The Learning Matrix: An Integrated, Consciousness-Based Demonology and Interface Phenomena

To the point

Nathaniel Gillis argues that demon-like phenomena come from a consciousness-driven intelligence that spans cultures and merges mind and matter, unifying hauntings, abductions, and UFO encounters into one ongoing, interdisciplinary inquiry rather than dogmatic categories.
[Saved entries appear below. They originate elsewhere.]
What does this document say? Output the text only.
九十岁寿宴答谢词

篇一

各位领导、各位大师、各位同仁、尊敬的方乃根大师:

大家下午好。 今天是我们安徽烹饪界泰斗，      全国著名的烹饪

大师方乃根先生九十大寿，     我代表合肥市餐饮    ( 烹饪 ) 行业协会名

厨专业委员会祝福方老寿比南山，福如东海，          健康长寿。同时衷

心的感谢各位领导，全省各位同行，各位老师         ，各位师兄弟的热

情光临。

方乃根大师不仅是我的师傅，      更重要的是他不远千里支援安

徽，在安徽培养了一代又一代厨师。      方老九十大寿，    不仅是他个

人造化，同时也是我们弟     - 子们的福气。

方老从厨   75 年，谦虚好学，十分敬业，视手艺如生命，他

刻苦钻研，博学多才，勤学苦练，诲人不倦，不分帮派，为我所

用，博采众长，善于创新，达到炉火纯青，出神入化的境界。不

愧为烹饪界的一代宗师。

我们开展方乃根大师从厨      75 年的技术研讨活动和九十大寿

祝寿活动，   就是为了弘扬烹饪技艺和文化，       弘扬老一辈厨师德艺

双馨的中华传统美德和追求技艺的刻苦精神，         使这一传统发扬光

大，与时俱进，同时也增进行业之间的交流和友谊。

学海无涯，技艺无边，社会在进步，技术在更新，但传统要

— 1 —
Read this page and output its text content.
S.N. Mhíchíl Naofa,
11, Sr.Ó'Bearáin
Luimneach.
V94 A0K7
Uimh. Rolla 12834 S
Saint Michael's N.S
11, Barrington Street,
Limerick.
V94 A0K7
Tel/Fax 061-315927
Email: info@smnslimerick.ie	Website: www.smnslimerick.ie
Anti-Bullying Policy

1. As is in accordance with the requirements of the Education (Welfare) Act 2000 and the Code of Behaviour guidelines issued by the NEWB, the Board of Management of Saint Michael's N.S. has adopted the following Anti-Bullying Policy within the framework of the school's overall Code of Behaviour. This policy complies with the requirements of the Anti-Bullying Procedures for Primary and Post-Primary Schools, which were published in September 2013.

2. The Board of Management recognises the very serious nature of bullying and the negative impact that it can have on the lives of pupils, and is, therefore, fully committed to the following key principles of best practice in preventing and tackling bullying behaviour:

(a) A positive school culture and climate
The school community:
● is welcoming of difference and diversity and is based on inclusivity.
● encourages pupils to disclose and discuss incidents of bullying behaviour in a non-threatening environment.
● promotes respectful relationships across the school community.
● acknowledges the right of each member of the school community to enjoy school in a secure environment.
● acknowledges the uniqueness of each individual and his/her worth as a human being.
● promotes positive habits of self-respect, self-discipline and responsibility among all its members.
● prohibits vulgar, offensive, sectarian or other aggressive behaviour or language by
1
Nathaniel Gillis comes at demonology from inside home investigations, seeking the pathology of what a demon is while avoiding dogma and staying true to the data gathered from lived experiences, including his own haunted-house childhood at eight years old where he saw a full-bodied girl apparition, smelled sulfur, and felt watched. He challenges the Catholic demonology emphasis on disembodied nephilim and argues that demonology exists in many traditions worldwide, often involving biology, procreation, sigils, secretions, and even pregnancy, with incubus and succubus motifs suggesting self-replicating intelligences. His focus is on interface events—moments when humans encounter such beings—ranging from malevolent hauntings to shadowy presences that sometimes appear as a husband, a deceased lover, or an otherworldly figure, and which can follow people into social settings. He advocates an integrated model that merges matter and memory, a form of technomancy, arguing that paranormal, euphoric, and UFO phenomena are not separate but expressions of a singular, possibly consciousness-driven intelligence. The phenomenon, he notes, diversifies into orbs, translucent beings, and physical portents that materialize in homes, with eyewitness accounts often conflicting with what cameras capture, suggesting consciousness hijacking or the projection of forms. He favors an ultraterrestrial or consciousness-based mechanism, drawing on cases and figures such as Pan, the Varginha episodes, Jacques Vallee, and Ronnie Verner, while acknowledging that government researchers and occultists have explored projection, ritual, and occult science as ways to interact with or manipulate the phenomena. He emphasizes a “learning matrix” at the interface, where beings test belief, calibrate their masks, and adapt their displays, making memory unreliable and data interpretation precarious. He also discusses abduction, pregnancy by non-human intelligences, and memory gaps, arguing that near-death experiences and cross-cultural symbolism can complicate interpretation and that the phenomenon may exert conscious influence to shape what observers remember. Ultimately, he calls for an interdisciplinary approach across parapsychology, demonology, eupology, and ufology, suggesting the data point to a non-binary, consciousness-based reality that resists neat categorization and invites ongoing collaborative inquiry.